Each Richard Mille timepiece is subjected to the most rigorous quality controls. Our watchmakers control every spare part before it is assigned a place in inventory. Even if there is tiny marks, the piece will not be allowed through quality control, and it invariably means the loss of valuable parts and starting again from scratch. A great number of aesthetic criteria will be taken into consideration to ensure that the watch is beautifully finished.
Mechanical watches may go through up to 50 or 60 different processes before the watch is considered to be as near to perfect as humanly possible before delivery.
Between the various stages of quality control, a large number of parts are rejected, the overall rejection rate of components ranges is between 30 and 40%. The physical manipulation of a part, even if conducted with watchmaker’s tweezers and with the greatest care, always carries the risk of scratching or other damage, however microscopic.
ISO 9001 certifications are one of Richard Mille foundations. Certified since 2005 and constantly up-to-date, the ISO norm (International Organization for Standardization) has all its meaning in terms of mastery and preservation of our savoir-faire.
From development to the final product via our supply chain, ISO 9001:2015 is a standard that sets out the requirements for the best quality management system. It helps our production and organisation to be more efficient and improve our customers satisfaction. This organisation creates documents that provide requirements, specifications, guidelines or characteristics that can be used consistently to ensure that materials, products, processes and services are fit for their purpose. It enhances drive for innovation and quality controls, two key objectives of the brand.
At Richard Mille, the ISO norm can be verified for instance through the relation between the watchmaker and the engineers. Any number of details regarding the assembly process may come up in discussion with the watchmaker responsible for assembly, such as suggestions about possible future changes in the production process. This conversation can include anything that might bring possible advancements and is part of a healthy professional environment that promotes continuous improvement.

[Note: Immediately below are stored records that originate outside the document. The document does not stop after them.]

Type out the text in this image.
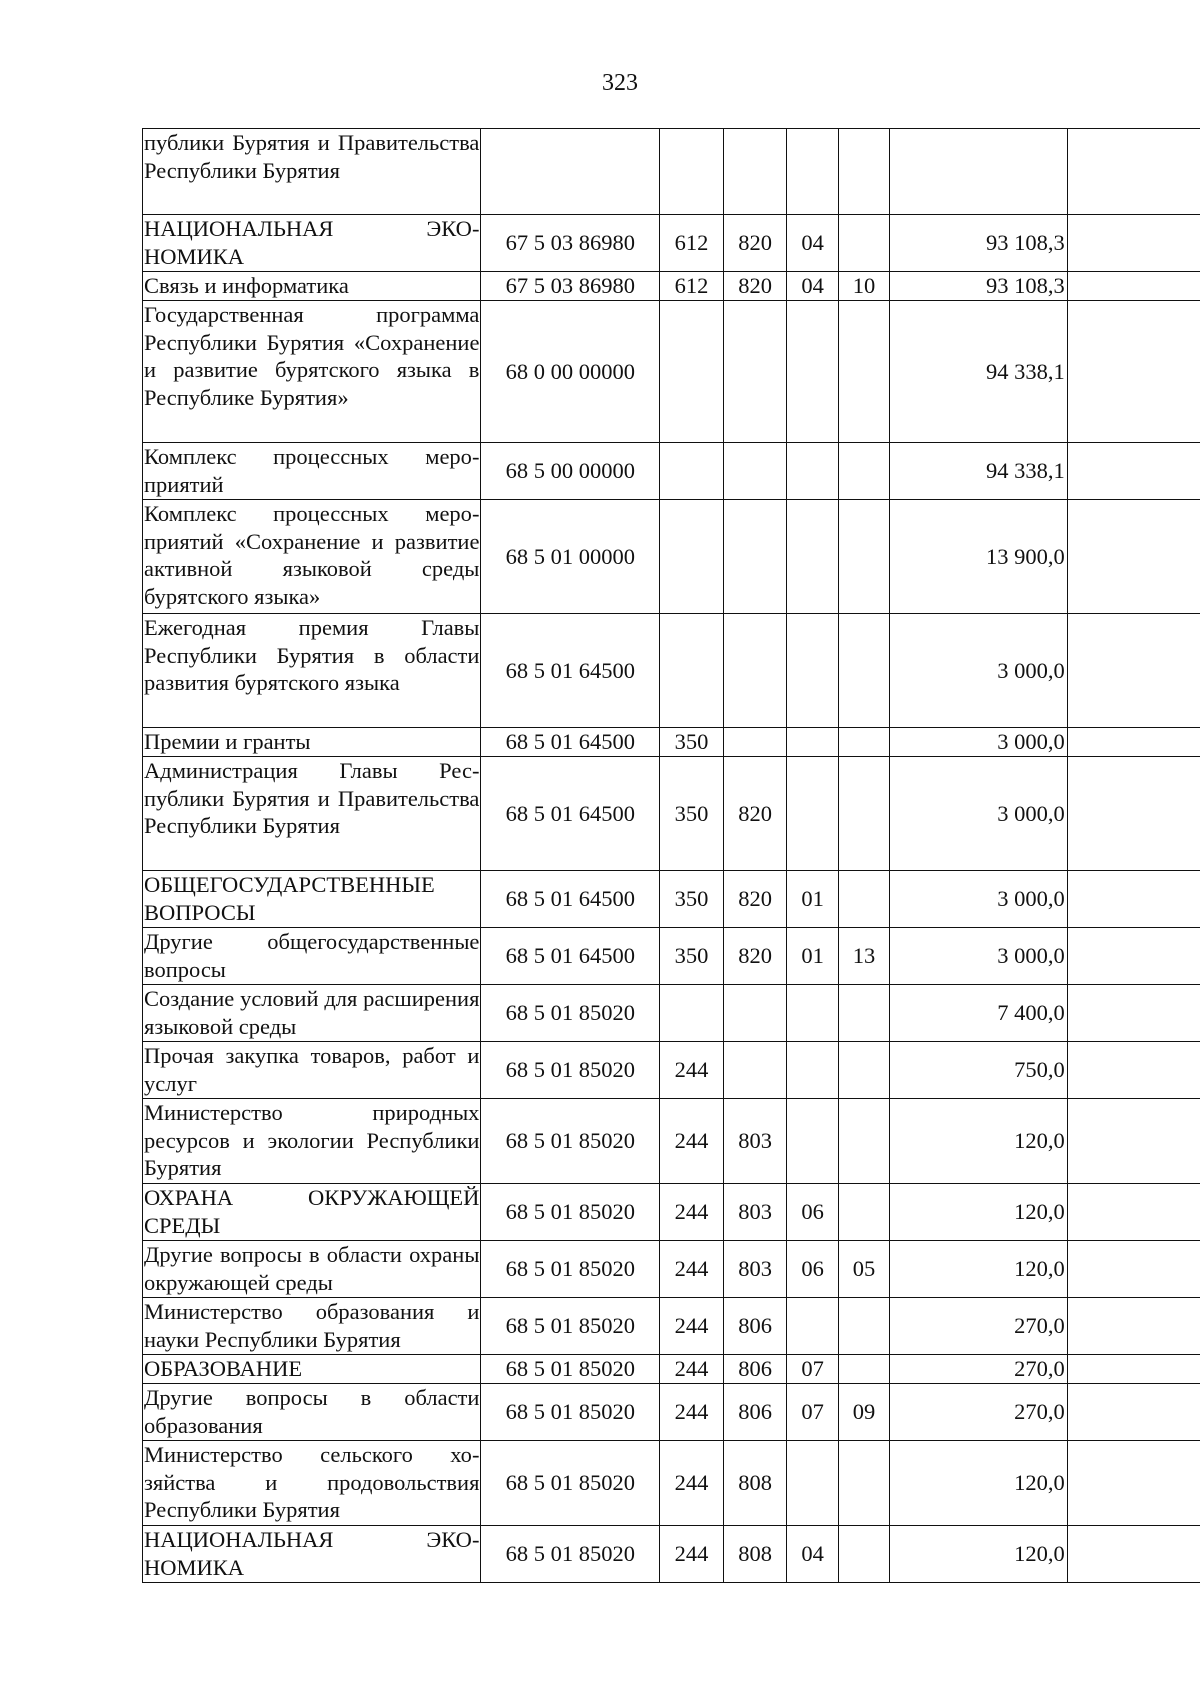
323
публики Бурятия и Правительства Республики Бурятия							
НАЦИОНАЛЬНАЯ ЭКОНОМИКА	67 5 03 86980	612	820	04		93 108,3	
Связь и информатика	67 5 03 86980	612	820	04	10	93 108,3	
Государственная программа Республики Бурятия «Сохранение и развитие бурятского языка в Республике Бурятия»	68 0 00 00000					94 338,1	
Комплекс процессных мероприятий	68 5 00 00000					94 338,1	
Комплекс процессных мероприятий «Сохранение и развитие активной языковой среды бурятского языка»	68 5 01 00000					13 900,0	
Ежегодная премия Главы Республики Бурятия в области развития бурятского языка	68 5 01 64500					3 000,0	
Премии и гранты	68 5 01 64500	350				3 000,0	
Администрация Главы Республики Бурятия и Правительства Республики Бурятия	68 5 01 64500	350	820			3 000,0	
ОБЩЕГОСУДАРСТВЕННЫЕ ВОПРОСЫ	68 5 01 64500	350	820	01		3 000,0	
Другие общегосударственные вопросы	68 5 01 64500	350	820	01	13	3 000,0	
Создание условий для расширения языковой среды	68 5 01 85020					7 400,0	
Прочая закупка товаров, работ и услуг	68 5 01 85020	244				750,0	
Министерство природных ресурсов и экологии Республики Бурятия	68 5 01 85020	244	803			120,0	
ОХРАНА ОКРУЖАЮЩЕЙ СРЕДЫ	68 5 01 85020	244	803	06		120,0	
Другие вопросы в области охраны окружающей среды	68 5 01 85020	244	803	06	05	120,0	
Министерство образования и науки Республики Бурятия	68 5 01 85020	244	806			270,0	
ОБРАЗОВАНИЕ	68 5 01 85020	244	806	07		270,0	
Другие вопросы в области образования	68 5 01 85020	244	806	07	09	270,0	
Министерство сельского хозяйства и продовольствия Республики Бурятия	68 5 01 85020	244	808			120,0	
НАЦИОНАЛЬНАЯ ЭКОНОМИКА	68 5 01 85020	244	808	04		120,0	
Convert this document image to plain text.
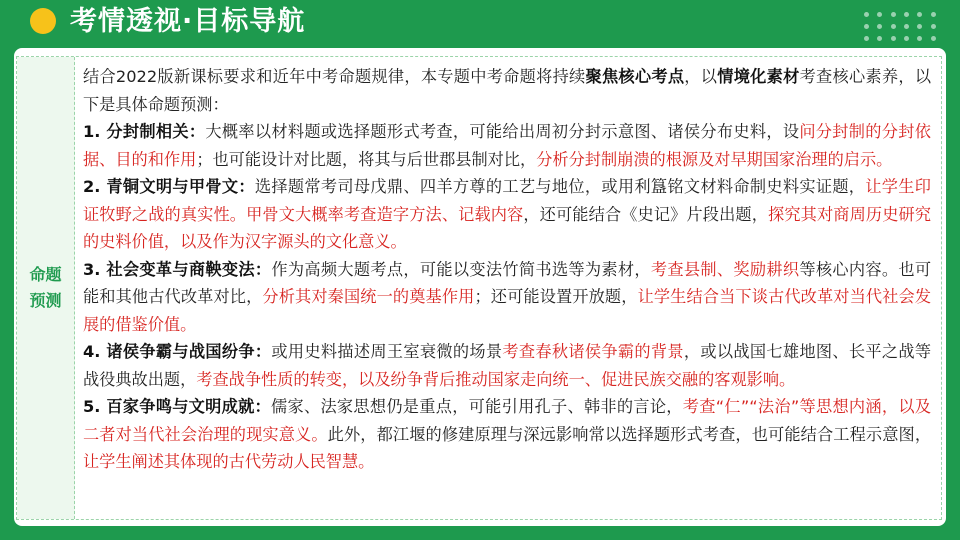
考情透视·目标导航
命题预测

结合2022版新课标要求和近年中考命题规律，本专题中考命题将持续聚焦核心考点，以情境化素材考查核心素养，以下是具体命题预测：

1. 分封制相关：大概率以材料题或选择题形式考查，可能给出周初分封示意图、诸侯分布史料，设问分封制的分封依据、目的和作用；也可能设计对比题，将其与后世郡县制对比，分析分封制崩溃的根源及对早期国家治理的启示。

2. 青铜文明与甲骨文：选择题常考司母戊鼎、四羊方尊的工艺与地位，或用利簋铭文材料命制史料实证题，让学生印证牧野之战的真实性。甲骨文大概率考查造字方法、记载内容，还可能结合《史记》片段出题，探究其对商周历史研究的史料价值，以及作为汉字源头的文化意义。

3. 社会变革与商鞅变法：作为高频大题考点，可能以变法竹简书选等为素材，考查县制、奖励耕织等核心内容。也可能和其他古代改革对比，分析其对秦国统一的奠基作用；还可能设置开放题，让学生结合当下谈古代改革对当代社会发展的借鉴价值。

4. 诸侯争霸与战国纷争：或用史料描述周王室衰微的场景考查春秋诸侯争霸的背景，或以战国七雄地图、长平之战等战役典故出题，考查战争性质的转变，以及纷争背后推动国家走向统一、促进民族交融的客观影响。

5. 百家争鸣与文明成就：儒家、法家思想仍是重点，可能引用孔子、韩非的言论，考查“仁”“法治”等思想内涵，以及二者对当代社会治理的现实意义。此外，都江堰的修建原理与深远影响常以选择题形式考查，也可能结合工程示意图，让学生阐述其体现的古代劳动人民智慧。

The primary focus of this norm is to meet clients requirements and exceed their expectations. Every aspect of customer interaction provides an opportunity to create more value for them.
If the assembled movement passes these rigorous quality control stages, it will then be returned to the watchmaker for casing, which also requires the assembly of the complete case and crown, in addition to where applicable in certain models, pushers, lugs, collars, protectors and rotating bezels. The calibre must then be checked again to ensure it is entirely free of dust, as are the front and back bezels and the entire watchcase interior.
After the watch is cased, the final timing tests are carried out. These can take more than two weeks because a movement keeps time differently as part of a finished product mounted within a watchcase compared to when they are tested as individual units.
This is partially due to the fact that temperature changes occur directly in the partially exposed movement during timing tests, whereas in a finished watch movement, heat and cold are first transmitted through the glass and metal of the case.
After this stage follows the final quality check of the finished timepiece.